A key deliverable from the Cartagena forum was the signing of the *Declaration on the Convergence of the Processes and Mechanisms of Integration of Latin America and the Caribbean* by 15 major regional institutions. Signatories included the Economic Commission for Latin America and the Caribbean (ECLAC), the Amazon Cooperation Treaty Organization (OTCA), the Organization of Ibero-American States (OEI), and the Latin American Energy Organization (OLADE), among others. The declaration calls for a more coordinated, strategic approach to integration by aligning the priorities, resources, and expertise of existing regional bodies, eliminating redundant efforts, and unlocking new opportunities for cross-organization collaboration.

CAF’s new investment pledge builds on the institution’s 30-year track record of backing regional integration efforts.

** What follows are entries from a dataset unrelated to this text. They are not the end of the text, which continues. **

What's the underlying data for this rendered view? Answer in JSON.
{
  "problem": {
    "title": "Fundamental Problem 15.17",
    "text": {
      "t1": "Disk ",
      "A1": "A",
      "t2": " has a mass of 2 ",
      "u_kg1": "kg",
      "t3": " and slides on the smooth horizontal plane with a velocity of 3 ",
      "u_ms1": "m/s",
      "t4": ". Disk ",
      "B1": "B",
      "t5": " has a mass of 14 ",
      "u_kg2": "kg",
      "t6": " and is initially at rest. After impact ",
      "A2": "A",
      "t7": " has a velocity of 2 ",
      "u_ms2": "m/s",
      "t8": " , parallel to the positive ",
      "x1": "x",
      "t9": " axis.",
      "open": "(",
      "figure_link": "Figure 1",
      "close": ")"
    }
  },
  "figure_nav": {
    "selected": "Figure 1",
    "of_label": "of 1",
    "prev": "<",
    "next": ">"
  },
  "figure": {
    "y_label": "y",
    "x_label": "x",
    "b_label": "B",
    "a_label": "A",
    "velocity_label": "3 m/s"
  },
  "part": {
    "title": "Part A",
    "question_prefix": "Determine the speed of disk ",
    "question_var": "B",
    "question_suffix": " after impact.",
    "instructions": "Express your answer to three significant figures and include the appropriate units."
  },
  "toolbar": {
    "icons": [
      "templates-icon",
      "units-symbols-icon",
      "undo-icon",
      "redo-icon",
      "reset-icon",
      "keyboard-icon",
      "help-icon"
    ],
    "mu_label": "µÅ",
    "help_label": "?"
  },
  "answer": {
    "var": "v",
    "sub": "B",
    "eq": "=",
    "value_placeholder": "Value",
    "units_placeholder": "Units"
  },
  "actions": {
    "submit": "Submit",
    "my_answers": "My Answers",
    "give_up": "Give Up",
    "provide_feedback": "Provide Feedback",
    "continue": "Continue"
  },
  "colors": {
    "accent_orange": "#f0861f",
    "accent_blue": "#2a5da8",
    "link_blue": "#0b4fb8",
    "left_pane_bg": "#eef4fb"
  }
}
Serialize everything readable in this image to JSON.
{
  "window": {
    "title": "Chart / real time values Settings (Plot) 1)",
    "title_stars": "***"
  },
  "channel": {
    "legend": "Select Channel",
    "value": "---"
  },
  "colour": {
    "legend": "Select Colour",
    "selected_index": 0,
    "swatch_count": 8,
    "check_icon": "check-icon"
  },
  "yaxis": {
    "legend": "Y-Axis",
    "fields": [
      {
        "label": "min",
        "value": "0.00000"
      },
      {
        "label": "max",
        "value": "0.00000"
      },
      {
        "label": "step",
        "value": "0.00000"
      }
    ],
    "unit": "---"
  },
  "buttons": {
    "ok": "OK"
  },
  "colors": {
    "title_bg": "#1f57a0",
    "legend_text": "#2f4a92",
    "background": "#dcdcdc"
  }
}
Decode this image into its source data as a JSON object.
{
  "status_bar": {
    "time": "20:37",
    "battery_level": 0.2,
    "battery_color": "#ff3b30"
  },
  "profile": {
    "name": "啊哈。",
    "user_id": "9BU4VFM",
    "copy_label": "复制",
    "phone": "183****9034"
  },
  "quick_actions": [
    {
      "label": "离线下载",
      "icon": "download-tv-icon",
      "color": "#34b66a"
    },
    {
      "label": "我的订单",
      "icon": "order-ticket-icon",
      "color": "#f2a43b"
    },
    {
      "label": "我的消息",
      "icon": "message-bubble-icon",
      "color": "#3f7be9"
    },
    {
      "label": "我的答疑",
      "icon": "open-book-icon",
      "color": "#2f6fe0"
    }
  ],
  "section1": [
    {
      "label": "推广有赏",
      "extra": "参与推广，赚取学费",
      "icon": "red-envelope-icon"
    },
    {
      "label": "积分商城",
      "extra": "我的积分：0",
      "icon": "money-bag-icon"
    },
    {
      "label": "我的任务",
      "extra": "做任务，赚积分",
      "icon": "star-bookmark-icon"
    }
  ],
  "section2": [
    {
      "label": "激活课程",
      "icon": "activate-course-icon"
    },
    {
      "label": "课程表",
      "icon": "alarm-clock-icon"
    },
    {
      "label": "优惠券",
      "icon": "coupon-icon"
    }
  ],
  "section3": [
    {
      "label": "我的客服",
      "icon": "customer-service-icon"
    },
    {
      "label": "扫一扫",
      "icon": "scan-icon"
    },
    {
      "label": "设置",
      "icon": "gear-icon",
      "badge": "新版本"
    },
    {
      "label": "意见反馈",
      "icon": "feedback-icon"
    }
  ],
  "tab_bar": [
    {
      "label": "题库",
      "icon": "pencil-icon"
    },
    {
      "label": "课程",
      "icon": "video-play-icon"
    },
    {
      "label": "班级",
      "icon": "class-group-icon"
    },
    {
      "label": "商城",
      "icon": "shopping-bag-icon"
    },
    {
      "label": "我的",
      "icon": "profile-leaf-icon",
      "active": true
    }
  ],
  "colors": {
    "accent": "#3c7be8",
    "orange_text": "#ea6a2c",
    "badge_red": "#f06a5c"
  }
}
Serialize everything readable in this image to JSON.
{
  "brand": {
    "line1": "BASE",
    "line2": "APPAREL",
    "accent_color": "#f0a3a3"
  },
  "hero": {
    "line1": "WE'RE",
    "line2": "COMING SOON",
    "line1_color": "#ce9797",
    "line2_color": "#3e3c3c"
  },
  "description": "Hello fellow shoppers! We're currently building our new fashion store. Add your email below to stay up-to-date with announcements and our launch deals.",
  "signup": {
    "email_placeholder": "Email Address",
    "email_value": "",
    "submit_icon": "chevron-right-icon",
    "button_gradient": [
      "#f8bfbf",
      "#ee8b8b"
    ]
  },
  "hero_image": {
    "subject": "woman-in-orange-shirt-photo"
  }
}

To date, the development bank has approved 118 credit operations totaling $16.73 billion for integration-focused projects across the region. Over the past five years alone, CAF has scaled its support to target priority areas including cross-border physical connectivity, productive sector development, digital transformation, regional energy integration, and environmental conservation.

In closing, Díaz-Granados stressed that the region must move beyond strategic planning and accelerate the delivery of tangible integration projects. “Regional integration has already achieved important progress, but it must now enter a more ambitious phase of implementation. Fewer barriers, more infrastructure. Fewer diagnoses, more projects,” he said.